Bu grupta yer alan Schwannoma ve nörofibroma WHO sınıflamasında grad 1 düzeyinde iyi huylu periferik sinir tümörleridir. Çok daha nadir olarak malign formları görülebilir. Bu iki tümör tipi de ailevi MSS tümörü sendromlarında sık görülen tümörlerdir.

Birincisi periferik siniri çevreleyen iyi diferansiye Schwann hücrelerinden oluşur; ikincisinde ise Schwann hücrelerinin yanı sıra, perinöral-benzeri hücreler, fibroblastlar ve diğer hücreler de bulunur. Schwannomalar 4.-6. onyıllar arasında sık olmakla beraber her yaş grubunda görülebilir; nörofibroma da her yaş grubunda görülebilir. Schwannoma genellikle baş-boyun bölgesindeki ve ekstremitelerin ekstansör taraflarındaki sinirlerden kaynaklanır. Spinal köklerde ve kranyal sinirlerde de sıktır.

Özellikle VIII. kranyal sinirde Schwannoma sık görülür (vestibüler nörinom/ akustik nörinom gibi); bu durumda serebello-pontin köşe sendromu bulguları ortaya çıkar (Bakınız: Kranyal sinirler: kısa anatomi-fizyoloji, muayene ve bozuklukları, Kranyal Nöropatiler ). Nörofibroma ise kranyal sinirlerde görülmez. Genellikle bir cilt nodülü şeklindedir, bazen cilt ve ciltaltını yaygın olarak tutar ve bütün ekstremitenin büyük görünmesine yol açar (elephantiasis neuromatosa). Kranyal sinirlere ait Schwannoma MRG’de düzgün sınırlı, bazen kistik komponentli, kemikte erozyon yapmış bir kitle olarak görülür; homojen kontrast tutan bu tip tümörlerin tedavisi cerrahidir.

Kranyofaringiom:

Çocuklarda ve gençlerde görülen iyi huylu bir epitelyal tümördür (WHO grad 1). Rathke kesesi kalıntılarından geliştiği düşünülür. Genellikle suprasellar yerleşimlidir; bazen sella içine de uzanır. Optik kiazma basısına bağlı görme yakınmaları ve endokrin bozukluklarla kendini gösterir. Heterojen görünümde yer yer kistik ve yer yer kalsifikasyonlu bir tümördür. Solid kısımları kontrast tutar.

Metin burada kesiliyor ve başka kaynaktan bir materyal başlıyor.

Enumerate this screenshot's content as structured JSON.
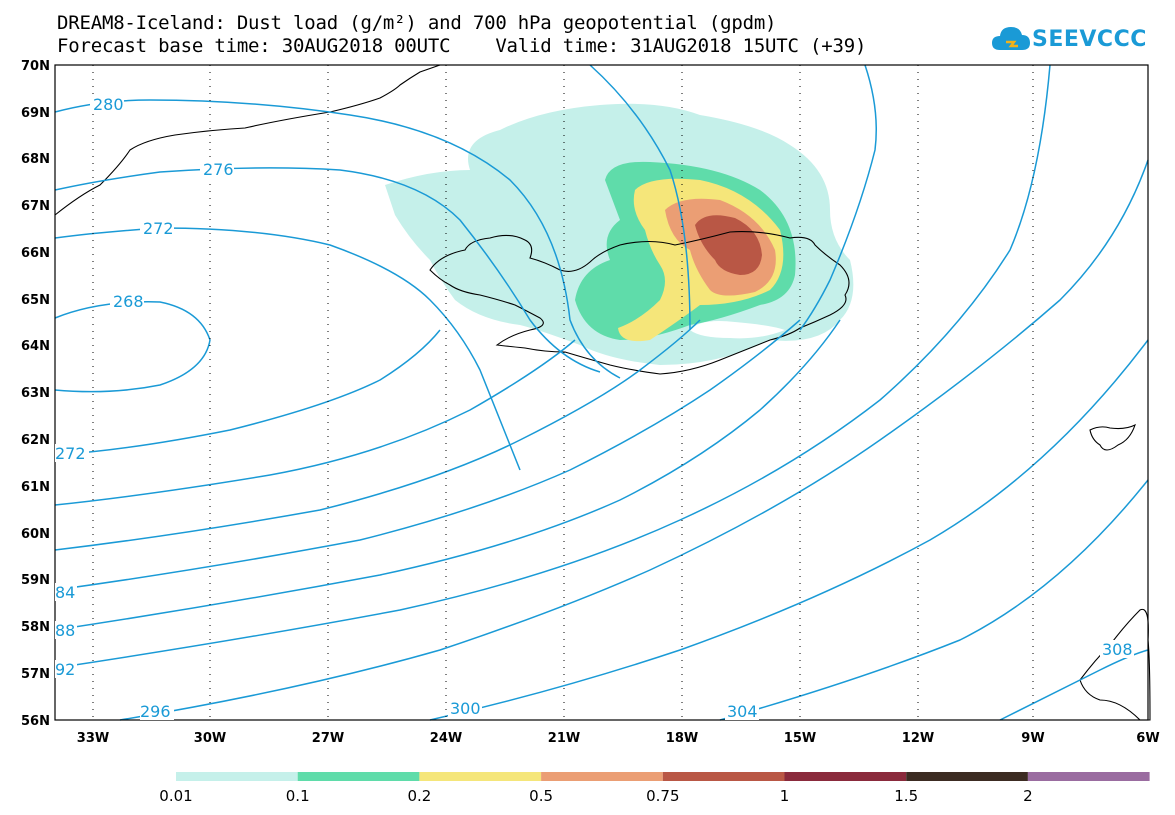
{
  "title": {
    "line1": "DREAM8-Iceland: Dust load (g/m²) and 700 hPa geopotential (gpdm)",
    "line2": "Forecast base time: 30AUG2018 00UTC    Valid time: 31AUG2018 15UTC (+39)"
  },
  "logo": {
    "text": "SEEVCCC",
    "icon": "cloud-icon",
    "color": "#1a9ad6"
  },
  "map": {
    "lat_labels": [
      "70N",
      "69N",
      "68N",
      "67N",
      "66N",
      "65N",
      "64N",
      "63N",
      "62N",
      "61N",
      "60N",
      "59N",
      "58N",
      "57N",
      "56N"
    ],
    "lon_labels": [
      "33W",
      "30W",
      "27W",
      "24W",
      "21W",
      "18W",
      "15W",
      "12W",
      "9W",
      "6W"
    ],
    "contour_color": "#1a9ad6",
    "contour_labels": [
      "280",
      "276",
      "272",
      "268",
      "272",
      "84",
      "88",
      "92",
      "296",
      "300",
      "304",
      "308"
    ]
  },
  "legend": {
    "colors": [
      "#c5f0ea",
      "#5fdcaa",
      "#f5e67a",
      "#eb9e74",
      "#b95745",
      "#8a2a3c",
      "#3c2b22",
      "#9a6ca0"
    ],
    "labels": [
      "0.01",
      "0.1",
      "0.2",
      "0.5",
      "0.75",
      "1",
      "1.5",
      "2"
    ]
  }
}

BT’de kalsifikasyonlar hiperdens görünür. Kolesterol içeren bir tümör olduğundan MRG’de kontrastsız T1 ağırlıklı kesitlerde yer yer hiperintens görünebilir. Tedavi cerrahidir; ancak her zaman tümörün tamamı çıkarılamayabilir. Bu durumda nüksler sıktır. Radyoterapi yapılabilir, ancak yararı tartışmalıdır. Endokrin bozukluğun düzeltilmesi önemlidir.